O relatório entregue à Suprema Corte foi solicitado pelas grupos de familiares de vítimas da ditadura e por outras organizações de direitos humanos durante a semana em que se completou 40 anos do golpe de estado de 11 de setembro de 1973.

A vistoria que resultou no documento foi encabeçada pela fiscal judiciária María Loreto Gutiérrez. O texto final informa que o presídio Penal Cordillera, localizado a poucos metros do Hospital Militar, “possui ótimas instalações, são cinco pequenas casas de tamanho médio, bem equipadas, com luz, banheiro com água quente, calefação, serviços higiênicos e extensas áreas verdes. Os internos têm acesso a rádio, televisão, leitura e atividades recreativas esportivas e religiosas, além de assistência médica com médico de plantão, um psicólogo, um fisioterapeuta, um assistente social, três enfermeiras e uma nutricionista, que prepara dietas específicas, de acordo ao estado de saúde de cada um”.

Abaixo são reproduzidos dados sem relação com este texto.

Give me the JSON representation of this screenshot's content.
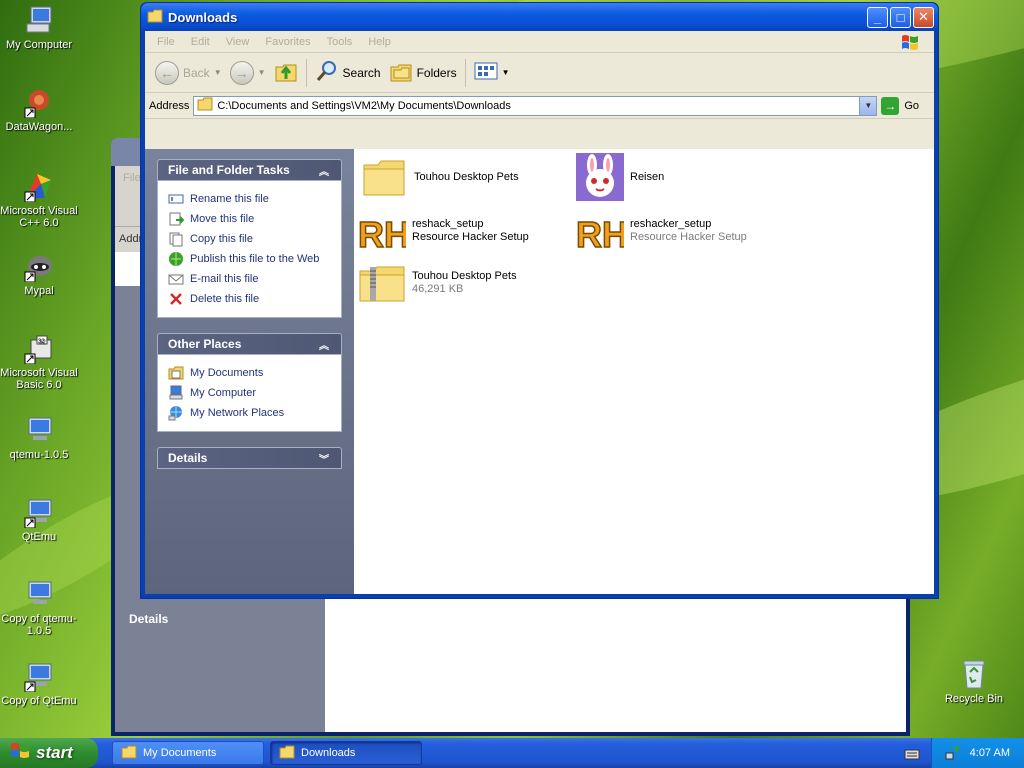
{
  "desktop": {
    "icons": [
      {
        "label": "My Computer",
        "icon": "my-computer-icon"
      },
      {
        "label": "DataWagon...",
        "icon": "datawagon-icon"
      },
      {
        "label": "Microsoft Visual C++ 6.0",
        "icon": "visual-cpp-icon"
      },
      {
        "label": "Mypal",
        "icon": "mypal-icon"
      },
      {
        "label": "Microsoft Visual Basic 6.0",
        "icon": "visual-basic-icon"
      },
      {
        "label": "qtemu-1.0.5",
        "icon": "qtemu-icon"
      },
      {
        "label": "QtEmu",
        "icon": "qtemu-shortcut-icon"
      },
      {
        "label": "Copy of qtemu-1.0.5",
        "icon": "qtemu-copy-icon"
      },
      {
        "label": "Copy of QtEmu",
        "icon": "qtemu-copy-shortcut-icon"
      },
      {
        "label": "Recycle Bin",
        "icon": "recycle-bin-icon"
      }
    ]
  },
  "background_window": {
    "menu_first": "File",
    "address_label": "Addr",
    "details_label": "Details"
  },
  "window": {
    "title": "Downloads",
    "menu": [
      "File",
      "Edit",
      "View",
      "Favorites",
      "Tools",
      "Help"
    ],
    "toolbar": {
      "back": "Back",
      "search": "Search",
      "folders": "Folders"
    },
    "address": {
      "label": "Address",
      "value": "C:\\Documents and Settings\\VM2\\My Documents\\Downloads",
      "go": "Go"
    },
    "tasks_panel": {
      "title": "File and Folder Tasks",
      "items": [
        {
          "label": "Rename this file",
          "icon": "rename-icon"
        },
        {
          "label": "Move this file",
          "icon": "move-icon"
        },
        {
          "label": "Copy this file",
          "icon": "copy-icon"
        },
        {
          "label": "Publish this file to the Web",
          "icon": "publish-web-icon"
        },
        {
          "label": "E-mail this file",
          "icon": "email-icon"
        },
        {
          "label": "Delete this file",
          "icon": "delete-icon"
        }
      ]
    },
    "places_panel": {
      "title": "Other Places",
      "items": [
        {
          "label": "My Documents",
          "icon": "my-documents-icon"
        },
        {
          "label": "My Computer",
          "icon": "my-computer-icon"
        },
        {
          "label": "My Network Places",
          "icon": "network-places-icon"
        }
      ]
    },
    "details_panel": {
      "title": "Details"
    },
    "files": [
      {
        "name": "Touhou Desktop Pets",
        "sub": "",
        "icon": "folder-icon"
      },
      {
        "name": "Reisen",
        "sub": "",
        "icon": "rabbit-icon"
      },
      {
        "name": "reshack_setup",
        "sub": "Resource Hacker Setup",
        "icon": "resource-hacker-icon"
      },
      {
        "name": "reshacker_setup",
        "sub": "Resource Hacker Setup",
        "icon": "resource-hacker-icon"
      },
      {
        "name": "Touhou Desktop Pets",
        "sub": "46,291 KB",
        "icon": "zip-folder-icon"
      }
    ]
  },
  "taskbar": {
    "start": "start",
    "buttons": [
      {
        "label": "My Documents",
        "active": false
      },
      {
        "label": "Downloads",
        "active": true
      }
    ],
    "clock": "4:07 AM"
  },
  "colors": {
    "xp_blue": "#0a5ce0",
    "start_green": "#2d8c2d",
    "taskpane": "#6b7490",
    "link": "#21347a"
  }
}
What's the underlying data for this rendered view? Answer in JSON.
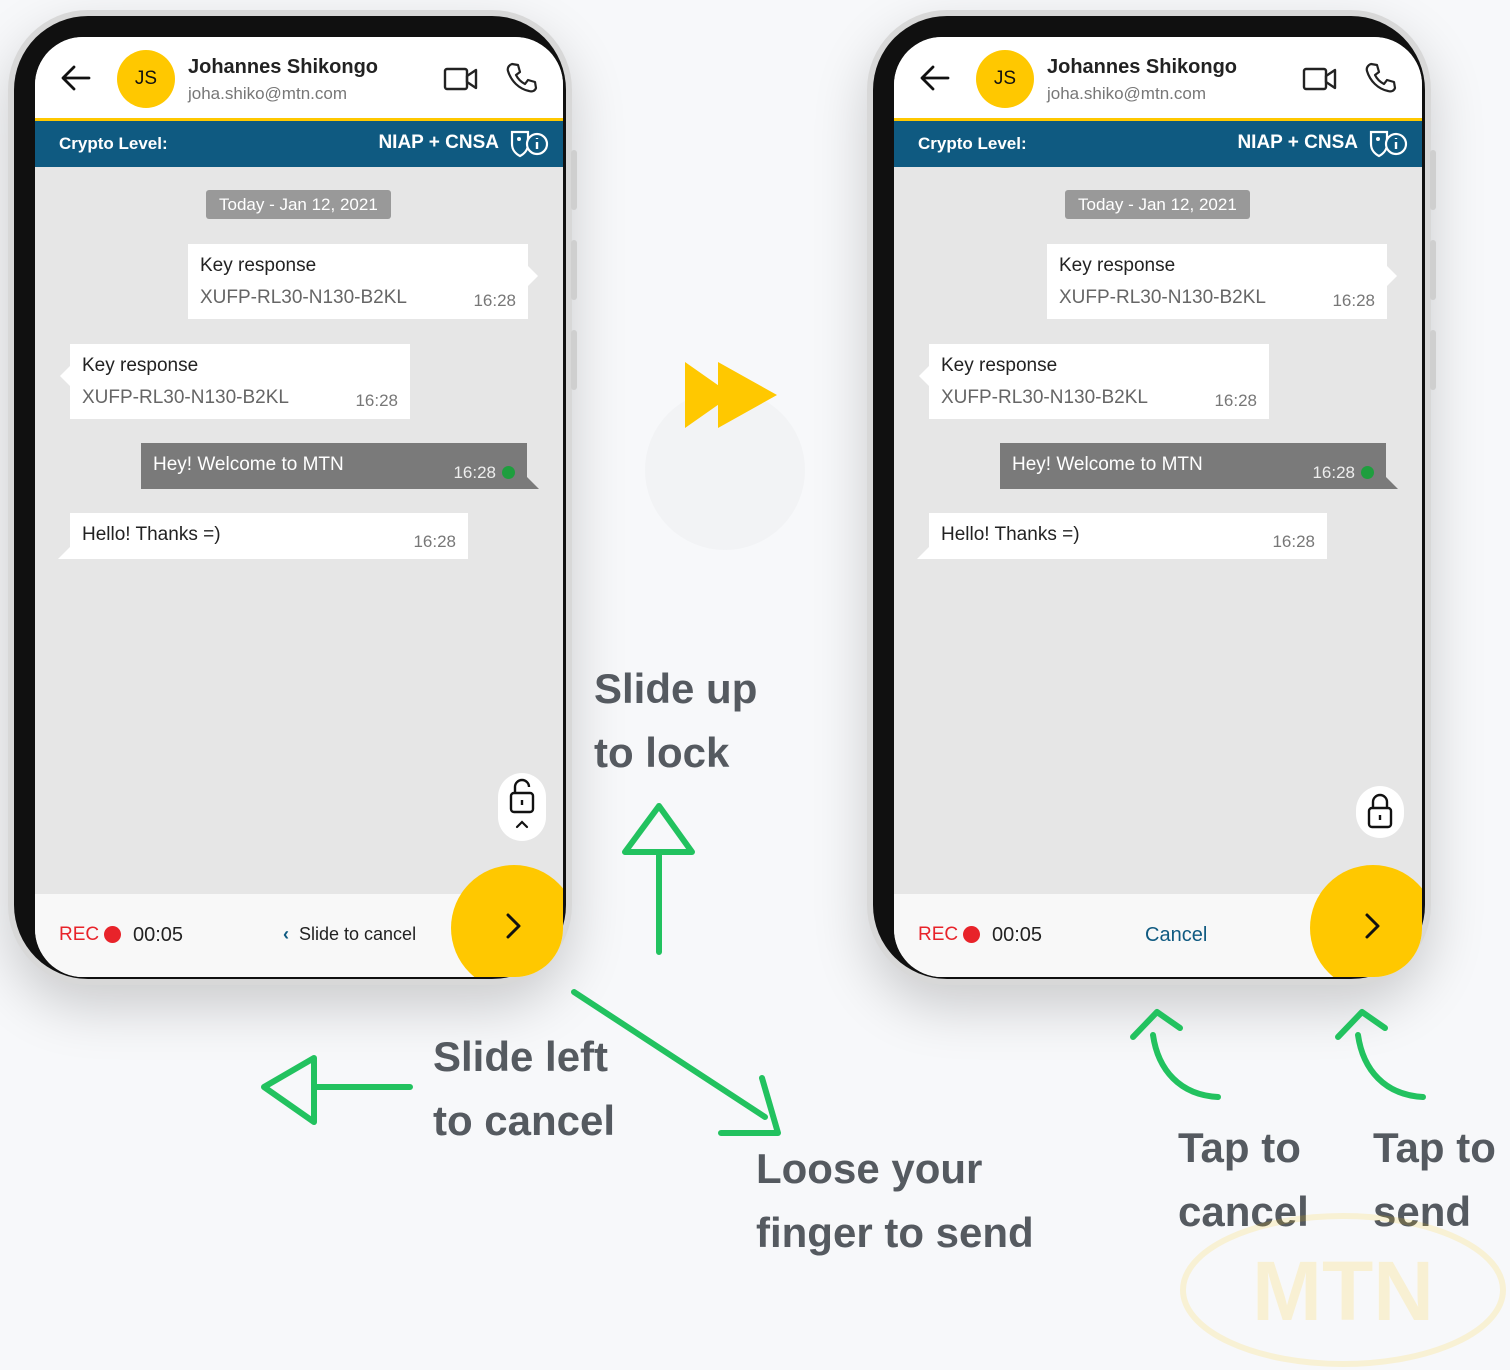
{
  "colors": {
    "brand_yellow": "#ffc800",
    "crypto_bar": "#0f5a81",
    "rec_red": "#e8232a",
    "annotation_arrow": "#22c25f",
    "annotation_text": "#555a60"
  },
  "phones": [
    {
      "contact": {
        "initials": "JS",
        "name": "Johannes Shikongo",
        "email": "joha.shiko@mtn.com"
      },
      "crypto": {
        "label": "Crypto Level:",
        "value": "NIAP + CNSA"
      },
      "date_chip": "Today - Jan 12, 2021",
      "messages": [
        {
          "title": "Key response",
          "body": "XUFP-RL30-N130-B2KL",
          "time": "16:28"
        },
        {
          "title": "Key response",
          "body": "XUFP-RL30-N130-B2KL",
          "time": "16:28"
        },
        {
          "text": "Hey! Welcome to MTN",
          "time": "16:28"
        },
        {
          "text": "Hello! Thanks =)",
          "time": "16:28"
        }
      ],
      "recording": {
        "rec_label": "REC",
        "timer": "00:05",
        "slide_text": "Slide to cancel"
      }
    },
    {
      "contact": {
        "initials": "JS",
        "name": "Johannes Shikongo",
        "email": "joha.shiko@mtn.com"
      },
      "crypto": {
        "label": "Crypto Level:",
        "value": "NIAP + CNSA"
      },
      "date_chip": "Today - Jan 12, 2021",
      "messages": [
        {
          "title": "Key response",
          "body": "XUFP-RL30-N130-B2KL",
          "time": "16:28"
        },
        {
          "title": "Key response",
          "body": "XUFP-RL30-N130-B2KL",
          "time": "16:28"
        },
        {
          "text": "Hey! Welcome to MTN",
          "time": "16:28"
        },
        {
          "text": "Hello! Thanks =)",
          "time": "16:28"
        }
      ],
      "recording": {
        "rec_label": "REC",
        "timer": "00:05",
        "cancel_label": "Cancel"
      }
    }
  ],
  "annotations": {
    "slide_up": "Slide up\nto lock",
    "slide_left": "Slide left\nto cancel",
    "release": "Loose your\nfinger to send",
    "tap_cancel": "Tap to\ncancel",
    "tap_send": "Tap to\nsend"
  },
  "watermark": "MTN",
  "icons": {
    "back": "arrow-left-icon",
    "video": "video-camera-icon",
    "call": "phone-icon",
    "shield": "shield-info-icon",
    "lock_open": "unlock-icon",
    "lock_closed": "lock-icon",
    "send": "chevron-right-icon",
    "transition": "fast-forward-icon"
  }
}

O relatório fala também de um pedido feito ao Ministério da Justiça por militares retirados, que queriam fazer um churrasco em homenagem a um dos detentos em pleno Penal Cordillera, o que foi negado pela ministra Pérez. A conclusão dos supervisores nomeados pela Justiça, e expressada no relatório, é a de que “o recinto não possui celas de castigo ou privação de liberdade”.

O Penal Cordillera possui cinco casas brancas, que abrigavam os dez mais importantes líderes da Dina (Departamento Nacional de Informação, que funcionou no Chile entre 1974 e 1978, e foi substituído pela CNI). Na primeira delas vive o ex-general Manuel “El Mamo” Contreras, considerado o mais cruel repressor da ditadura. Na segunda casa, está Miguel Krassnoff (que seria o homenageado do churrasco) e Jorge Del Río. Na terceira, estão Marcelo Moren Brito e Jorge Zara. A quarta casa era compartilhada por Pedro Espinoza e Odlanier Mena, que se suicidou. Finalmente, a quinta casa é dividida entre três ex-militares; Hugo Salas, David Miranda e César Manríquez – o relatório também diz que a reclusão dos três na última casa seria para permitir a exclusividade a Contreras na primeira, o que significaria mais um privilégio.

Punta Peuco

Por sua parte, grupos de esquerda e representantes das vítimas de direitos humanos se dividiram em sua reação ao anúncio do presidente Piñera.

As primeiras reações foram de reconhecimento, e foi sua principal adversária política, Michelle Bachelet, quem começou felicitando o presidente, pelo que considerou “uma medida acertada, visando a justiça e a igualdade perante a lei”.

Porém, as agrupações de familiares dizem ter certa desconfiança a atitude de Piñera. Ao conversar com a reportagem do Opera Mundi, a assessora de imprensa da AFDD, Gabriela Zúñiga, falou do “temor em que isso seja uma jogada oportunista da direita, para buscar popularidade em meio a um processo eleitoral”. Segundo ela “se o presidente tem mesmo a convicção de acabar com os privilégios carcerários, deveria fechar também o presídio de Punta Peuco, que também possui diversas mordomias, com a diferença que é menos exclusivo que o Penal Cordillera”.

A mesma vistoria que inspirou a decisão de Piñera também foi realizada no presídio de Punta Peuco, para onde serão transportados os dez detentos que deixarão o Penal Cordillera após o fechamento deste segundo.

O relatório sobre Punta Peuco, escrito pela fiscal Mónica Maldonado, diz que “diferente de outros centros de detenção, as celas daqui contam com uma ou duas camas individuais com banheiro privativo, sem televisão. Também possuem muito mais horas de recreação que outros recintos e um extenso período de visitas, além de atenção médica com um grande número de especialistas, em tempo integral”.